Rule Out a Medical Problem First
Before assuming the behavior is purely social, it’s worth checking whether a medical issue is involved. Urinary tract infections, bladder stones, and other conditions can cause a dog to urinate more frequently and in smaller amounts, which can look a lot like marking. According to Cornell University’s veterinary program, common signs of a UTI include straining to urinate, frequent small urinations, foul-smelling urine, excessive licking of the genitals, and blood in the urine.
If the peeing-on-the-other-dog behavior appeared suddenly, or if your dog is also having accidents in the house, urinating more often than usual, or showing any of those symptoms, a vet visit should be your first step.
How to Reduce or Stop the Behavior
Supervision is the most effective immediate tool. If you can’t watch your dogs interact, separate them using crates, baby gates, or different rooms. When you are watching and you catch the marking dog in the act, make a sharp noise to interrupt him, then immediately redirect him outside and reward him for urinating in the right place.
Timing matters enormously here. If you find evidence after the fact, punishing your dog will not help.
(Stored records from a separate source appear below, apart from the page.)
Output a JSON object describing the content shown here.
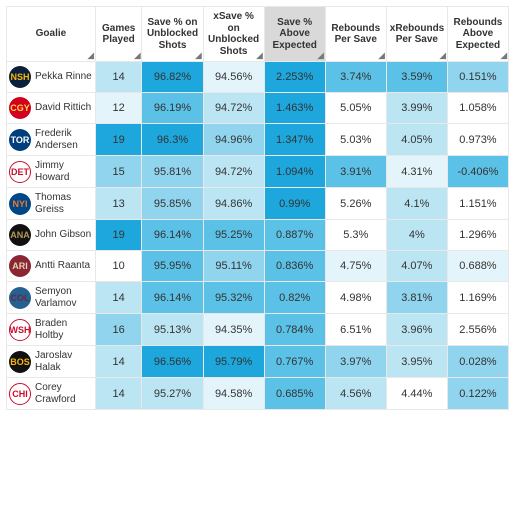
{
  "columns": [
    {
      "key": "goalie",
      "label": "Goalie",
      "sorted": false
    },
    {
      "key": "gp",
      "label": "Games Played",
      "sorted": false
    },
    {
      "key": "svpct",
      "label": "Save % on Unblocked Shots",
      "sorted": false
    },
    {
      "key": "xsvpct",
      "label": "xSave % on Unblocked Shots",
      "sorted": false
    },
    {
      "key": "above",
      "label": "Save % Above Expected",
      "sorted": true
    },
    {
      "key": "rbps",
      "label": "Rebounds Per Save",
      "sorted": false
    },
    {
      "key": "xrbps",
      "label": "xRebounds Per Save",
      "sorted": false
    },
    {
      "key": "rbae",
      "label": "Rebounds Above Expected",
      "sorted": false
    }
  ],
  "heatmap_palette": {
    "very_high": "#1ea7dd",
    "high": "#5cc1e6",
    "med": "#90d4ee",
    "low": "#bce5f4",
    "very_low": "#e4f4fb",
    "none": "#ffffff"
  },
  "rows": [
    {
      "goalie": "Pekka Rinne",
      "team_abbr": "NSH",
      "team_bg": "#0a1f3c",
      "team_fg": "#f9b800",
      "gp": {
        "v": "14",
        "c": "low"
      },
      "svpct": {
        "v": "96.82%",
        "c": "very_high"
      },
      "xsvpct": {
        "v": "94.56%",
        "c": "very_low"
      },
      "above": {
        "v": "2.253%",
        "c": "very_high"
      },
      "rbps": {
        "v": "3.74%",
        "c": "high"
      },
      "xrbps": {
        "v": "3.59%",
        "c": "high"
      },
      "rbae": {
        "v": "0.151%",
        "c": "med"
      }
    },
    {
      "goalie": "David Rittich",
      "team_abbr": "CGY",
      "team_bg": "#d2001c",
      "team_fg": "#ffd94a",
      "gp": {
        "v": "12",
        "c": "very_low"
      },
      "svpct": {
        "v": "96.19%",
        "c": "high"
      },
      "xsvpct": {
        "v": "94.72%",
        "c": "low"
      },
      "above": {
        "v": "1.463%",
        "c": "very_high"
      },
      "rbps": {
        "v": "5.05%",
        "c": "none"
      },
      "xrbps": {
        "v": "3.99%",
        "c": "low"
      },
      "rbae": {
        "v": "1.058%",
        "c": "none"
      }
    },
    {
      "goalie": "Frederik Andersen",
      "team_abbr": "TOR",
      "team_bg": "#003e7e",
      "team_fg": "#ffffff",
      "gp": {
        "v": "19",
        "c": "very_high"
      },
      "svpct": {
        "v": "96.3%",
        "c": "very_high"
      },
      "xsvpct": {
        "v": "94.96%",
        "c": "med"
      },
      "above": {
        "v": "1.347%",
        "c": "very_high"
      },
      "rbps": {
        "v": "5.03%",
        "c": "none"
      },
      "xrbps": {
        "v": "4.05%",
        "c": "low"
      },
      "rbae": {
        "v": "0.973%",
        "c": "none"
      }
    },
    {
      "goalie": "Jimmy Howard",
      "team_abbr": "DET",
      "team_bg": "#ffffff",
      "team_fg": "#c8102e",
      "gp": {
        "v": "15",
        "c": "med"
      },
      "svpct": {
        "v": "95.81%",
        "c": "med"
      },
      "xsvpct": {
        "v": "94.72%",
        "c": "low"
      },
      "above": {
        "v": "1.094%",
        "c": "very_high"
      },
      "rbps": {
        "v": "3.91%",
        "c": "high"
      },
      "xrbps": {
        "v": "4.31%",
        "c": "very_low"
      },
      "rbae": {
        "v": "-0.406%",
        "c": "high"
      }
    },
    {
      "goalie": "Thomas Greiss",
      "team_abbr": "NYI",
      "team_bg": "#00468b",
      "team_fg": "#f47920",
      "gp": {
        "v": "13",
        "c": "low"
      },
      "svpct": {
        "v": "95.85%",
        "c": "med"
      },
      "xsvpct": {
        "v": "94.86%",
        "c": "low"
      },
      "above": {
        "v": "0.99%",
        "c": "very_high"
      },
      "rbps": {
        "v": "5.26%",
        "c": "none"
      },
      "xrbps": {
        "v": "4.1%",
        "c": "low"
      },
      "rbae": {
        "v": "1.151%",
        "c": "none"
      }
    },
    {
      "goalie": "John Gibson",
      "team_abbr": "ANA",
      "team_bg": "#111111",
      "team_fg": "#b5985a",
      "gp": {
        "v": "19",
        "c": "very_high"
      },
      "svpct": {
        "v": "96.14%",
        "c": "high"
      },
      "xsvpct": {
        "v": "95.25%",
        "c": "high"
      },
      "above": {
        "v": "0.887%",
        "c": "high"
      },
      "rbps": {
        "v": "5.3%",
        "c": "none"
      },
      "xrbps": {
        "v": "4%",
        "c": "low"
      },
      "rbae": {
        "v": "1.296%",
        "c": "none"
      }
    },
    {
      "goalie": "Antti Raanta",
      "team_abbr": "ARI",
      "team_bg": "#8c2633",
      "team_fg": "#e2d6b5",
      "gp": {
        "v": "10",
        "c": "none"
      },
      "svpct": {
        "v": "95.95%",
        "c": "high"
      },
      "xsvpct": {
        "v": "95.11%",
        "c": "med"
      },
      "above": {
        "v": "0.836%",
        "c": "high"
      },
      "rbps": {
        "v": "4.75%",
        "c": "very_low"
      },
      "xrbps": {
        "v": "4.07%",
        "c": "low"
      },
      "rbae": {
        "v": "0.688%",
        "c": "very_low"
      }
    },
    {
      "goalie": "Semyon Varlamov",
      "team_abbr": "COL",
      "team_bg": "#236192",
      "team_fg": "#6f263d",
      "gp": {
        "v": "14",
        "c": "low"
      },
      "svpct": {
        "v": "96.14%",
        "c": "high"
      },
      "xsvpct": {
        "v": "95.32%",
        "c": "high"
      },
      "above": {
        "v": "0.82%",
        "c": "high"
      },
      "rbps": {
        "v": "4.98%",
        "c": "none"
      },
      "xrbps": {
        "v": "3.81%",
        "c": "med"
      },
      "rbae": {
        "v": "1.169%",
        "c": "none"
      }
    },
    {
      "goalie": "Braden Holtby",
      "team_abbr": "WSH",
      "team_bg": "#ffffff",
      "team_fg": "#c8102e",
      "gp": {
        "v": "16",
        "c": "med"
      },
      "svpct": {
        "v": "95.13%",
        "c": "low"
      },
      "xsvpct": {
        "v": "94.35%",
        "c": "very_low"
      },
      "above": {
        "v": "0.784%",
        "c": "high"
      },
      "rbps": {
        "v": "6.51%",
        "c": "none"
      },
      "xrbps": {
        "v": "3.96%",
        "c": "low"
      },
      "rbae": {
        "v": "2.556%",
        "c": "none"
      }
    },
    {
      "goalie": "Jaroslav Halak",
      "team_abbr": "BOS",
      "team_bg": "#111111",
      "team_fg": "#fcb514",
      "gp": {
        "v": "14",
        "c": "low"
      },
      "svpct": {
        "v": "96.56%",
        "c": "very_high"
      },
      "xsvpct": {
        "v": "95.79%",
        "c": "very_high"
      },
      "above": {
        "v": "0.767%",
        "c": "high"
      },
      "rbps": {
        "v": "3.97%",
        "c": "med"
      },
      "xrbps": {
        "v": "3.95%",
        "c": "low"
      },
      "rbae": {
        "v": "0.028%",
        "c": "med"
      }
    },
    {
      "goalie": "Corey Crawford",
      "team_abbr": "CHI",
      "team_bg": "#ffffff",
      "team_fg": "#cf0a2c",
      "gp": {
        "v": "14",
        "c": "low"
      },
      "svpct": {
        "v": "95.27%",
        "c": "low"
      },
      "xsvpct": {
        "v": "94.58%",
        "c": "very_low"
      },
      "above": {
        "v": "0.685%",
        "c": "high"
      },
      "rbps": {
        "v": "4.56%",
        "c": "low"
      },
      "xrbps": {
        "v": "4.44%",
        "c": "none"
      },
      "rbae": {
        "v": "0.122%",
        "c": "med"
      }
    }
  ]
}
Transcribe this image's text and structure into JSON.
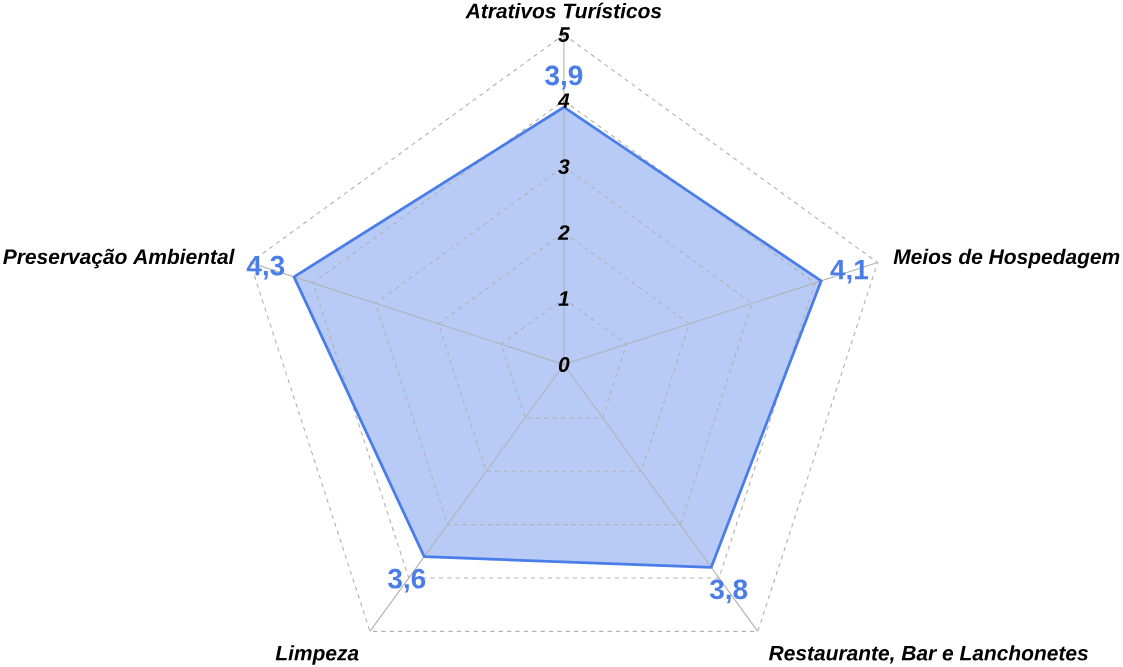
{
  "chart_data": {
    "type": "radar",
    "categories": [
      "Atrativos Turísticos",
      "Meios de Hospedagem",
      "Restaurante, Bar e Lanchonetes",
      "Limpeza",
      "Preservação Ambiental"
    ],
    "series": [
      {
        "color": "#4a7de8",
        "values": [
          3.9,
          4.1,
          3.8,
          3.6,
          4.3
        ],
        "value_labels": [
          "3,9",
          "4,1",
          "3,8",
          "3,6",
          "4,3"
        ]
      }
    ],
    "ylim": [
      0,
      5
    ],
    "yticks": [
      0,
      1,
      2,
      3,
      4,
      5
    ],
    "grid": true
  }
}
Dogs cannot connect a punishment to something they did an hour (or even five minutes) ago. Delayed punishment only creates fear and confusion, not behavior change.
Clean any spots where marking has happened with an enzymatic pet stain remover. Standard household cleaners won’t fully eliminate the scent to your dog’s nose, and lingering odor draws him back to mark the same spot again. For a temporary management tool, belly bands (wraps that fit around a male dog’s midsection) can prevent urine from reaching its target, though they don’t address the underlying motivation.
Reducing competition between the dogs can also help. Feed them separately, give them their own resting areas, and avoid situations where they’re directly competing for your attention. If the behavior is rooted in social insecurity, giving each dog his own space and resources removes some of the pressure driving the marking. For persistent cases, working with a veterinary behaviorist can help you identify the specific dynamic between your dogs and build a targeted plan.